Wednesday, September 03, 2008

Gotcha!

Edward Dolnick in the New York Times on the art of deceit.
In one recent test, psychologists asked 32 volunteers to sample strawberry yogurt. To make sure the testers made their judgments purely on the basis of taste, the researchers said, they needed to turn out the lights. Then they gave their subjects chocolate yogurt. Nineteen of the 32 praised the strawberry flavor. One said that strawberry was her favorite flavor and she planned to switch to this new brand.
And experts are the easiest to fool
Every trickster’s hope, says Jim Steinmeyer, who designs illusions for magicians, is “finding smart people who bring a lot to the table — cultural experience, shared expectations, preconceptions.
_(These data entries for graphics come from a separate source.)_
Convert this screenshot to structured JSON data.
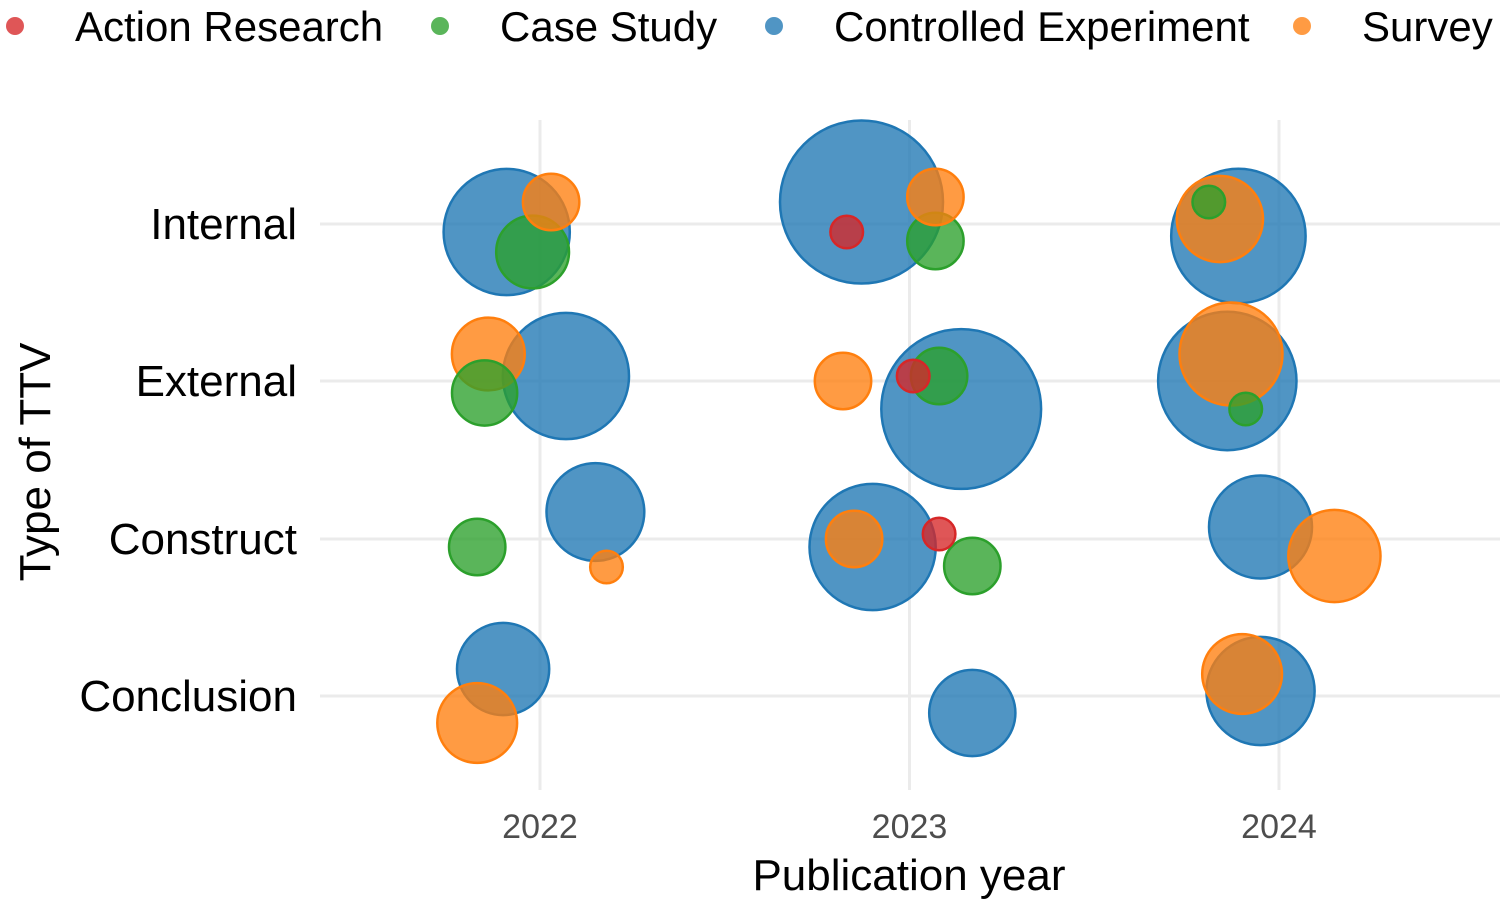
{
  "chart_data": {
    "type": "scatter",
    "subtype": "bubble",
    "xlabel": "Publication year",
    "ylabel": "Type of TTV",
    "x_ticks": [
      "2022",
      "2023",
      "2024"
    ],
    "y_categories": [
      "Conclusion",
      "Construct",
      "External",
      "Internal"
    ],
    "legend_position": "top",
    "grid": true,
    "series": [
      {
        "name": "Action Research",
        "color": "#d62728",
        "points": [
          {
            "x": 2022.83,
            "y": "Internal",
            "size": 1
          },
          {
            "x": 2023.01,
            "y": "External",
            "size": 1
          },
          {
            "x": 2023.08,
            "y": "Construct",
            "size": 1
          }
        ]
      },
      {
        "name": "Case Study",
        "color": "#2ca02c",
        "points": [
          {
            "x": 2021.98,
            "y": "Internal",
            "size": 5
          },
          {
            "x": 2023.07,
            "y": "Internal",
            "size": 3
          },
          {
            "x": 2023.81,
            "y": "Internal",
            "size": 1
          },
          {
            "x": 2021.85,
            "y": "External",
            "size": 4
          },
          {
            "x": 2023.08,
            "y": "External",
            "size": 3
          },
          {
            "x": 2023.91,
            "y": "External",
            "size": 1
          },
          {
            "x": 2021.83,
            "y": "Construct",
            "size": 3
          },
          {
            "x": 2023.17,
            "y": "Construct",
            "size": 3
          }
        ]
      },
      {
        "name": "Controlled Experiment",
        "color": "#1f77b4",
        "points": [
          {
            "x": 2021.91,
            "y": "Internal",
            "size": 15
          },
          {
            "x": 2022.87,
            "y": "Internal",
            "size": 25
          },
          {
            "x": 2023.89,
            "y": "Internal",
            "size": 17
          },
          {
            "x": 2022.07,
            "y": "External",
            "size": 15
          },
          {
            "x": 2023.14,
            "y": "External",
            "size": 24
          },
          {
            "x": 2023.86,
            "y": "External",
            "size": 18
          },
          {
            "x": 2022.15,
            "y": "Construct",
            "size": 9
          },
          {
            "x": 2022.9,
            "y": "Construct",
            "size": 15
          },
          {
            "x": 2023.95,
            "y": "Construct",
            "size": 10
          },
          {
            "x": 2021.9,
            "y": "Conclusion",
            "size": 8
          },
          {
            "x": 2023.17,
            "y": "Conclusion",
            "size": 7
          },
          {
            "x": 2023.95,
            "y": "Conclusion",
            "size": 11
          }
        ]
      },
      {
        "name": "Survey",
        "color": "#ff7f0e",
        "points": [
          {
            "x": 2022.03,
            "y": "Internal",
            "size": 3
          },
          {
            "x": 2023.07,
            "y": "Internal",
            "size": 3
          },
          {
            "x": 2023.84,
            "y": "Internal",
            "size": 7
          },
          {
            "x": 2021.86,
            "y": "External",
            "size": 5
          },
          {
            "x": 2022.82,
            "y": "External",
            "size": 3
          },
          {
            "x": 2023.87,
            "y": "External",
            "size": 10
          },
          {
            "x": 2022.18,
            "y": "Construct",
            "size": 1
          },
          {
            "x": 2022.85,
            "y": "Construct",
            "size": 3
          },
          {
            "x": 2024.15,
            "y": "Construct",
            "size": 8
          },
          {
            "x": 2021.83,
            "y": "Conclusion",
            "size": 6
          },
          {
            "x": 2023.9,
            "y": "Conclusion",
            "size": 6
          }
        ]
      }
    ]
  }
}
The more they bring, the more there is to work with, and the easier it is to get the audience to make allowances — to reach the ‘right’ conclusion and unwittingly participate in the deception.”
The last word
The art curator and historian Theodore Rousseau, a connoisseur of forgery, pointed out that we never find out about the best scams. “We should all realize that we can only talk about the bad forgeries, the ones that have been detected,” Rousseau warned. “The good ones are still hanging on the walls.”

I have often wondered why it is that the market value of a work of art falls if it is found to be a forgery.